When to use Snowflake?
Ever since Snowflake got into the growing cloud data warehouse market, it has established itself as a solid choice. That being said, here are some things to consider that might make it particularly suitable for your purposes –
- It offers five editions going from ‘standard’ to ‘enterprise’. This is a good thing as customers have options to choose from based on their specific needs.
- The ability to separate out storage and compute is something to consider for and how that relates to the kind of data warehousing operations you’d be looking for.
- Snowflake is designed in a way as to ensure the least user input and interaction required for any performance or maintenance related activity. This is not a standard among cloud DWHs. For instance, Redshift needs user-driven data vacuuming.
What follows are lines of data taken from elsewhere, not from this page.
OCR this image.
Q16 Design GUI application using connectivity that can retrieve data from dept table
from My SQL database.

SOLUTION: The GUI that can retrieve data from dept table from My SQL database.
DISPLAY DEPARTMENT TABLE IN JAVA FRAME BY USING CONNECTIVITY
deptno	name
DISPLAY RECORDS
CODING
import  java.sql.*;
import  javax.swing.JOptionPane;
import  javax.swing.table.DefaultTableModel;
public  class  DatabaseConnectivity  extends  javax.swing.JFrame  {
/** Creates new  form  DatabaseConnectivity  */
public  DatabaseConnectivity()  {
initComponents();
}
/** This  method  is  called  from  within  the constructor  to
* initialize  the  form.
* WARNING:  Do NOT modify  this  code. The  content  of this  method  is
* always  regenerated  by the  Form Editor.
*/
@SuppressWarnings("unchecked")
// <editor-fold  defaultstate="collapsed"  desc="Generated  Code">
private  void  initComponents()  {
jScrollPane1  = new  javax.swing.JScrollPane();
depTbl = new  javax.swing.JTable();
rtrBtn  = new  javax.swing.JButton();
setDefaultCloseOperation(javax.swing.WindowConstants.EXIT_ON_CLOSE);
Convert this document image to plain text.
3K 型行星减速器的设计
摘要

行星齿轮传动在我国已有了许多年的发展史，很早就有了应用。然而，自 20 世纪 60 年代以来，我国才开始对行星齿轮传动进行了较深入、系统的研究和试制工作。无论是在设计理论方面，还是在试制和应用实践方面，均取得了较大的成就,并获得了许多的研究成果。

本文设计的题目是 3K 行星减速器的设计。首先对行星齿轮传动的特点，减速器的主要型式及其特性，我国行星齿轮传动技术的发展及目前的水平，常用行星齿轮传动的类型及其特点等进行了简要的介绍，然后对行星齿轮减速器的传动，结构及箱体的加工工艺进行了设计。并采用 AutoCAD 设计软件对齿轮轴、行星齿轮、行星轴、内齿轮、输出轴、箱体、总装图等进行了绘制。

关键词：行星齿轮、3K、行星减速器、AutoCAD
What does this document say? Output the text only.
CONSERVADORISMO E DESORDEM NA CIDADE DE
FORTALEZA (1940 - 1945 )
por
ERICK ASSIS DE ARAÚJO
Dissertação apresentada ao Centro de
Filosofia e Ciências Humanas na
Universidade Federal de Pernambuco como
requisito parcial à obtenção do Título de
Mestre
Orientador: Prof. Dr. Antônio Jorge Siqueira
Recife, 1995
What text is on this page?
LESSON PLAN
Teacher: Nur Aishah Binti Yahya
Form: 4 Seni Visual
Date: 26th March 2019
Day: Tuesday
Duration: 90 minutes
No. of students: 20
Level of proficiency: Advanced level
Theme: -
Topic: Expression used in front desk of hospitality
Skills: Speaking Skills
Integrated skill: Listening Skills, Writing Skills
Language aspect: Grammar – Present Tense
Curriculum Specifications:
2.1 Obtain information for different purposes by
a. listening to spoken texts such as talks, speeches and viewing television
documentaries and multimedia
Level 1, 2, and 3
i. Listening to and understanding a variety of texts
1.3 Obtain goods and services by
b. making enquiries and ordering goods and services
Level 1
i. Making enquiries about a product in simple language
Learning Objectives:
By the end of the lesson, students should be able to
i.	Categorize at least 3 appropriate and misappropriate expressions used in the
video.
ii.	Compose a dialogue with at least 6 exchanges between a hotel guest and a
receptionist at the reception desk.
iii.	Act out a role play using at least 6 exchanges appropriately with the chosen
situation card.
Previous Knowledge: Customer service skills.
- It has some cool querying features like undrop, fast clone, etc. These might be worth checking out as they may account for a good chunk of your day-to-day data operations.
As can be gathered from the article so far, Snowflake is a secure, scalable and popular cloud data warehousing solution. It has achieved this status by constantly re-engineering and catering to a wide variety of industrial use cases that helped win over so many clients.